2:41 am on Oct 23, 2009 (gmt 0)

WebmasterWorld Senior Member 10+ Year Member Top Contributors Of The Month



304 response is "not modified"... generally creates no problems.

phranque

3:39 am on Oct 23, 2009 (gmt 0)

WebmasterWorld Administrator 10+ Year Member Top Contributors Of The Month



welcome to WebmasterWorld [webmasterworld.com], Sisand!

tangor, i'm not sure 304 applies here.

tangor

5:57 am on Oct 23, 2009 (gmt 0)

WebmasterWorld Senior Member 10+ Year Member Top Contributors Of The Month



Sorry, I read question #1 which contains "304" and replied accordingly. Did not address #2. Never have trusted AwStats,

phranque

6:28 am on Oct 23, 2009 (gmt 0)

WebmasterWorld Administrator 10+ Year Member Top Contributors Of The Month



no - my bad!
i read that twice and missed "304" both times!

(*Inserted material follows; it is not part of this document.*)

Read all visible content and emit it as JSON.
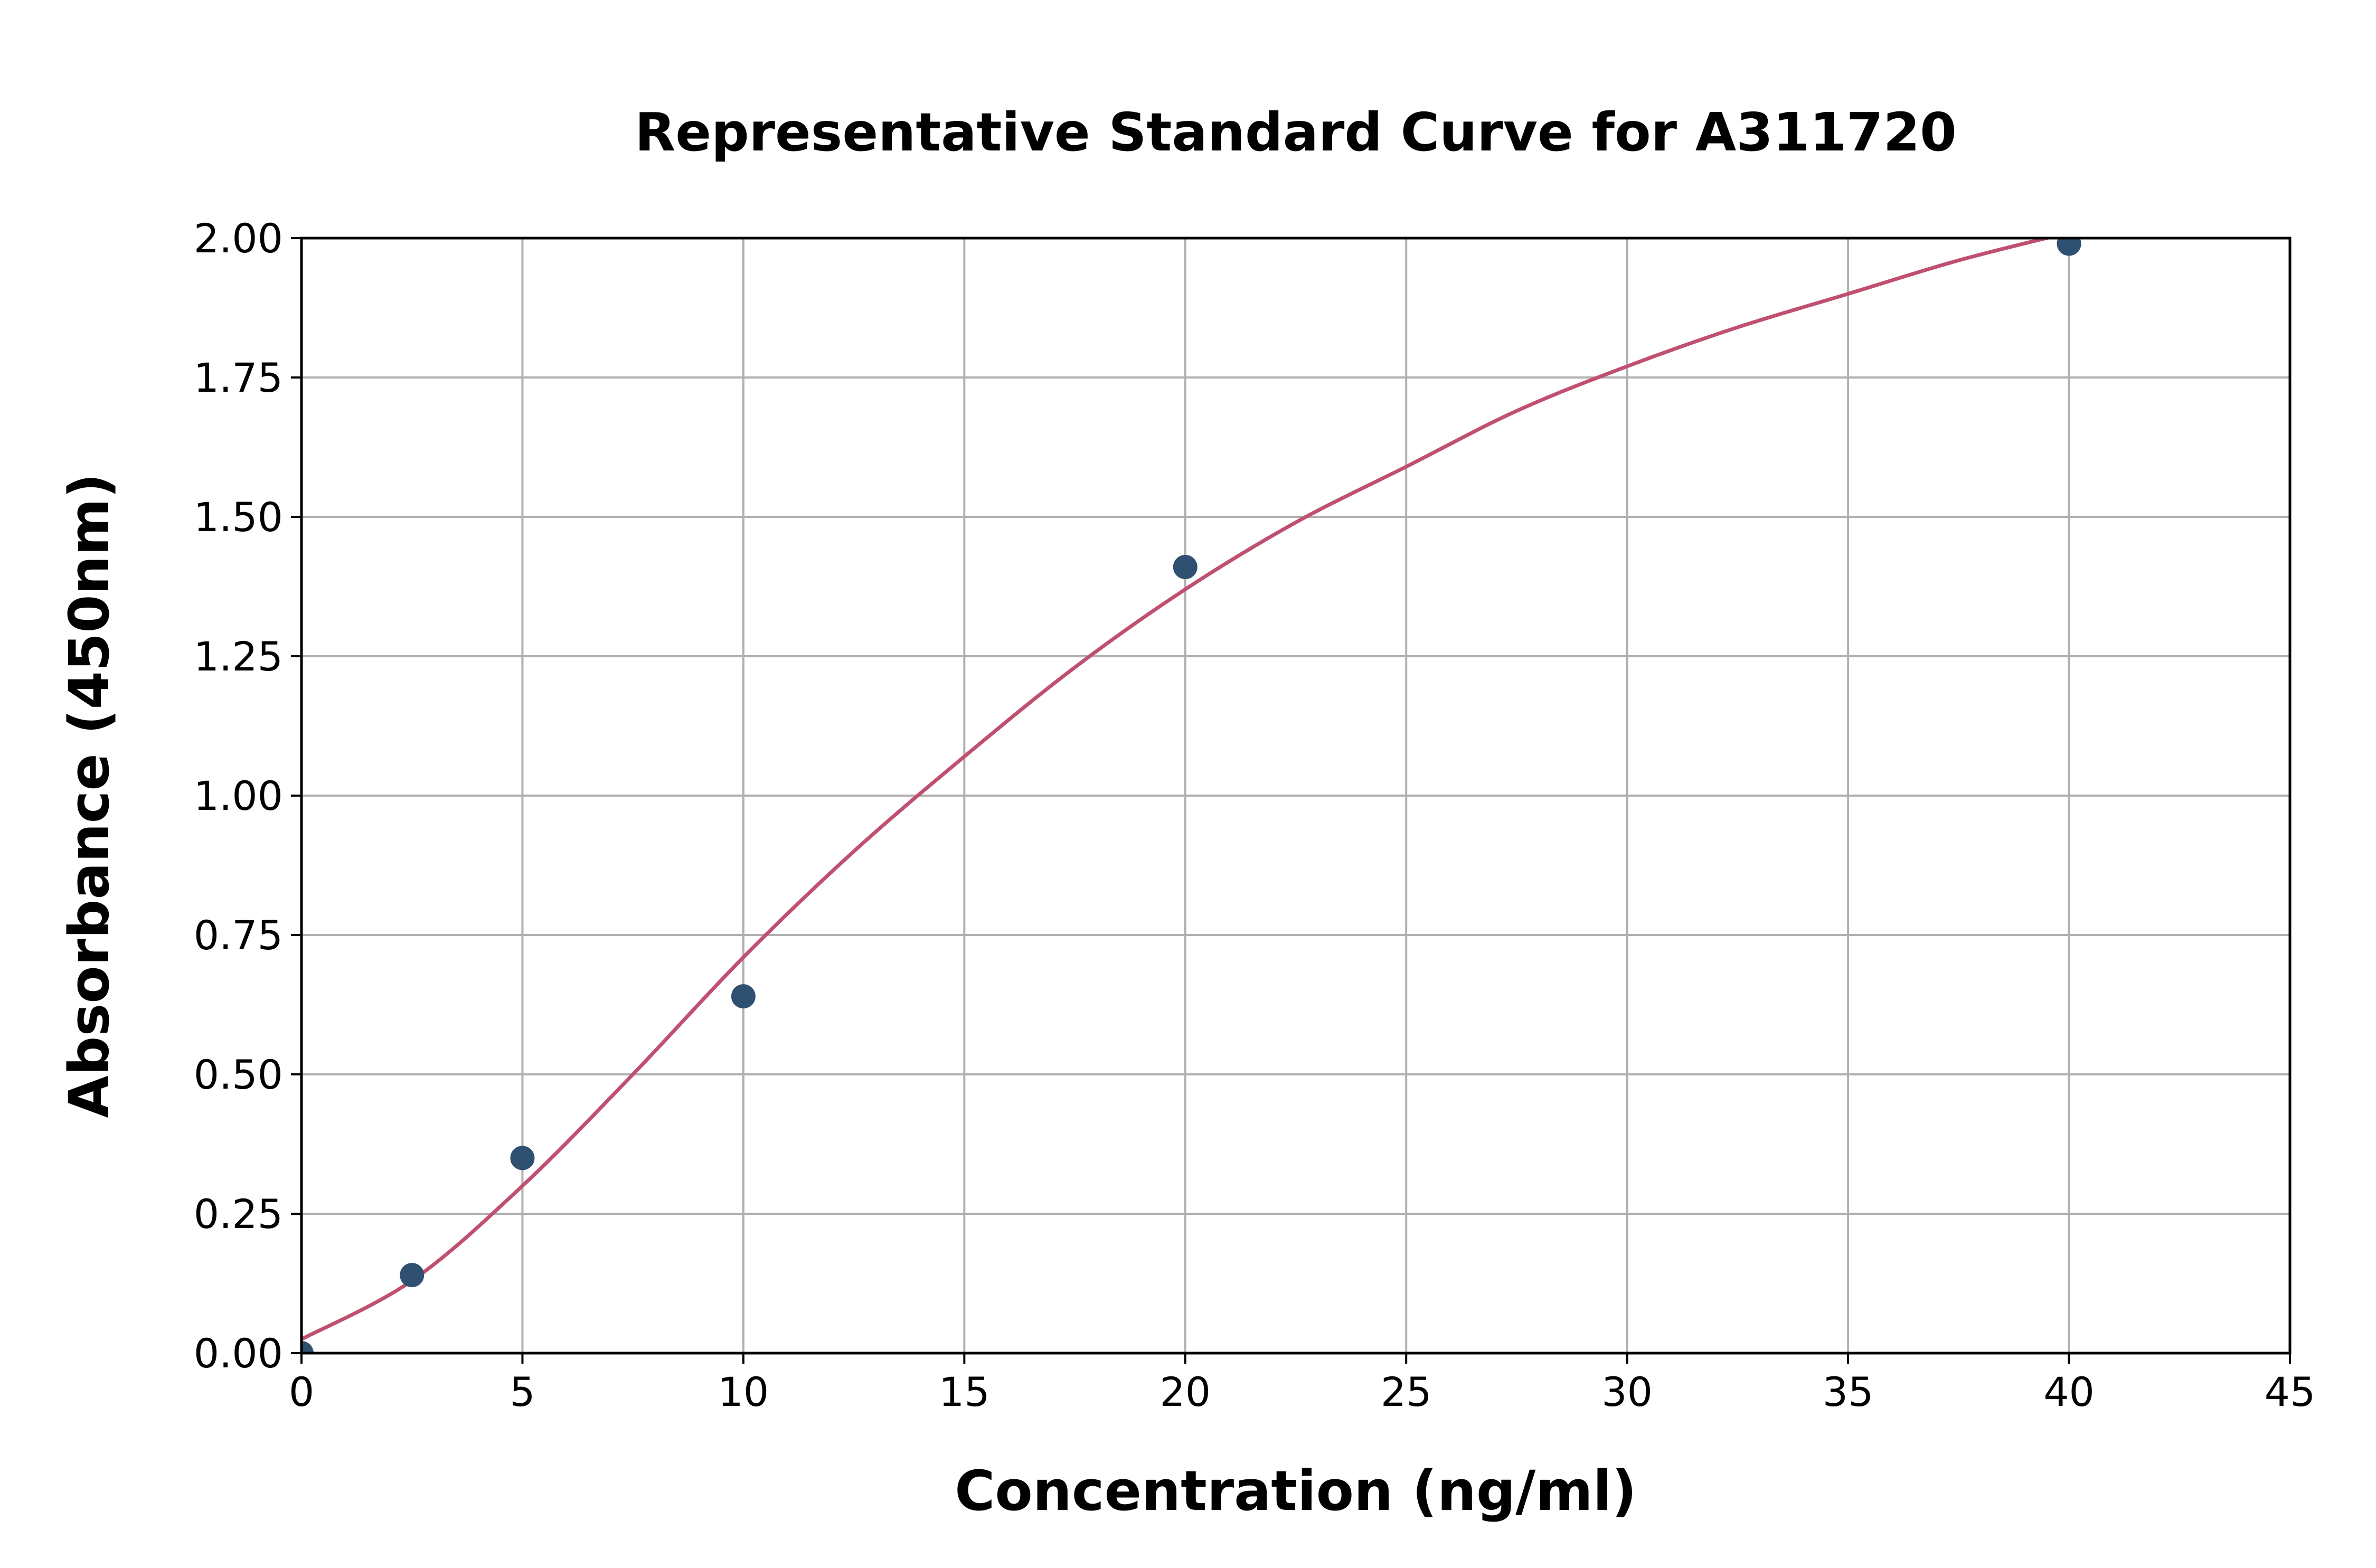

it doesn't really change my answer, however.
the 304 would normally be the response supplied to a conditional request where cacheing is involved.
if the url with a query string is not valid, you should not respond with a 304 which means "go ahead, keep using the cached version of this resource".
instead the correct response would be a 404 Not Found which means "don't have or don't know what you are looking for" or a 301 Moved Permanently which means "despite your request what you really want is this url so please request that instead".